The termination process goes something like this:

  1. Measure each cable from its spool, along a yardstick and cut it to length with heavy wire cutters.
  2. Remove the vinyl sheathing from each end. This is something I had to learn and perfect. Basically I use a utility knife to score the sheathing all around, without hitting the insulated conductors inside. Then I use the blade to split the sheathing down the middle, toward the end. This makes a “tee” in the vinyl. And then it’s easy to peel the sheathing off the wires. Any other method will take much longer.
  3. Strip each conductor to the proper length — with the proper tool. Mine is a Klein Tools Katapult, and it wasn’t cheap. For my terminators, that length is about 3/16″. Then make sure all the strands are together. If not, give them a gentle twist.

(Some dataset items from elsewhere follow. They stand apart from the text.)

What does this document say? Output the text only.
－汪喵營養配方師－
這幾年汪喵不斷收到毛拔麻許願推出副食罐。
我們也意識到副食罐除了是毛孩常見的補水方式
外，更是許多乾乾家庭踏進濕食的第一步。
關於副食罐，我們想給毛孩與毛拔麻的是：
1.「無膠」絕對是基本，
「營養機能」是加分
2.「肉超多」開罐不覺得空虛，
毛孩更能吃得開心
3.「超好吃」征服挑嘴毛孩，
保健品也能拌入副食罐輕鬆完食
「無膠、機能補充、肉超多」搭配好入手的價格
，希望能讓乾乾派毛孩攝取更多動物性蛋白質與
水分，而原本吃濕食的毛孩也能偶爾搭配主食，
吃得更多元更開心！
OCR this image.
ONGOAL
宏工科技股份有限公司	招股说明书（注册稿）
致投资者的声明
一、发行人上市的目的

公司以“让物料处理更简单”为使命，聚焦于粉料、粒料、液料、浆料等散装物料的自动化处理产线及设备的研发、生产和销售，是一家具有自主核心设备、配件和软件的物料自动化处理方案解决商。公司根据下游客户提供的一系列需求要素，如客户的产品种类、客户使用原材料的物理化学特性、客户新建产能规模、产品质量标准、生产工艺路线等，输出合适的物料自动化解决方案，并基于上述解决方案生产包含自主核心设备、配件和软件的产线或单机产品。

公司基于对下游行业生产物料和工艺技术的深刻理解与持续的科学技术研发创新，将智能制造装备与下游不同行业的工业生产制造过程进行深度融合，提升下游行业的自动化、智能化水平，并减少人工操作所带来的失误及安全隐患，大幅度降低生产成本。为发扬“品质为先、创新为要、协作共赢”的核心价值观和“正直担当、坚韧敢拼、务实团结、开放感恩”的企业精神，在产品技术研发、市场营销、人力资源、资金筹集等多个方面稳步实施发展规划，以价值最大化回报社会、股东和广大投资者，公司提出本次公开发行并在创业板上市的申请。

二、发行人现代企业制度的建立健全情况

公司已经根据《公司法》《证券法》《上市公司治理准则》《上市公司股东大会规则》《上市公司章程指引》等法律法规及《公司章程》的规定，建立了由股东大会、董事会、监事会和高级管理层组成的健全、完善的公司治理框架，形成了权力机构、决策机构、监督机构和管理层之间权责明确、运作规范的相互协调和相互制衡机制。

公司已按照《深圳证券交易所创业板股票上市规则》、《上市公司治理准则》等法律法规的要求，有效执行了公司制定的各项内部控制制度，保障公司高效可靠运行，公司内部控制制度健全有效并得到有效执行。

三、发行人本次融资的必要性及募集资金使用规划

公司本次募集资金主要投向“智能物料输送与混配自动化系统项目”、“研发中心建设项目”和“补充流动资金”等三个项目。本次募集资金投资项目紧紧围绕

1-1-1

  4. Place the terminator into the color-coded crimper divot. Not just any crimper, but a good one! Mine is made by Ancor, and again, it’s worth every penny. It has red, blue and yellow divots to help you pick the right size crimp. The color should match the color of the terminator’s vinyl jacket. Then gently ratchet the crimper down so it holds the empty terminator like a medical clamp. Make sure it doesn’t deform the collar yet, or you’ll ruin it.
  5. Carefully insert the bare copper into the terminator and visually inspect it. Most of the time it’ll twist right in, but sometimes you have to fiddle with it. Be patient, and gentle.
  6. While making sure nothing slips, squeeze the hell out of the crimper handles. I can’t seem to do this without clenching my teeth too. My jaw muscles must be wired to my Kung Fu Grip muscles.
  7. The crimper ratchet is designed to release once you’ve exerted the proper pressure, at which point the jaws will release the terminator.
  8. Now inspect the terminator with a gentle tug. You don’t want to pull the copper out of the collar, you only want to confirm that it doesn’t slip.
  9. Repeat for the other conductor (or two more if you’re using triplex cable).
  10. And finally, break out your heat gun and carefully melt each terminator’s vinyl jacket so that you can’t see any air bubbles.  You’ll have to watch closely and roll the cable between your fingers to apply even heat. This step serves two purposes: The inside of the vinyl jacket acts like an adhesive, which keeps everything stuck together. Enough, in fact, to compensate for a marginal crimp. And of course it also adds some protection against moisture, considering how you’ve removed the cable’s sheathing to make this termination possible.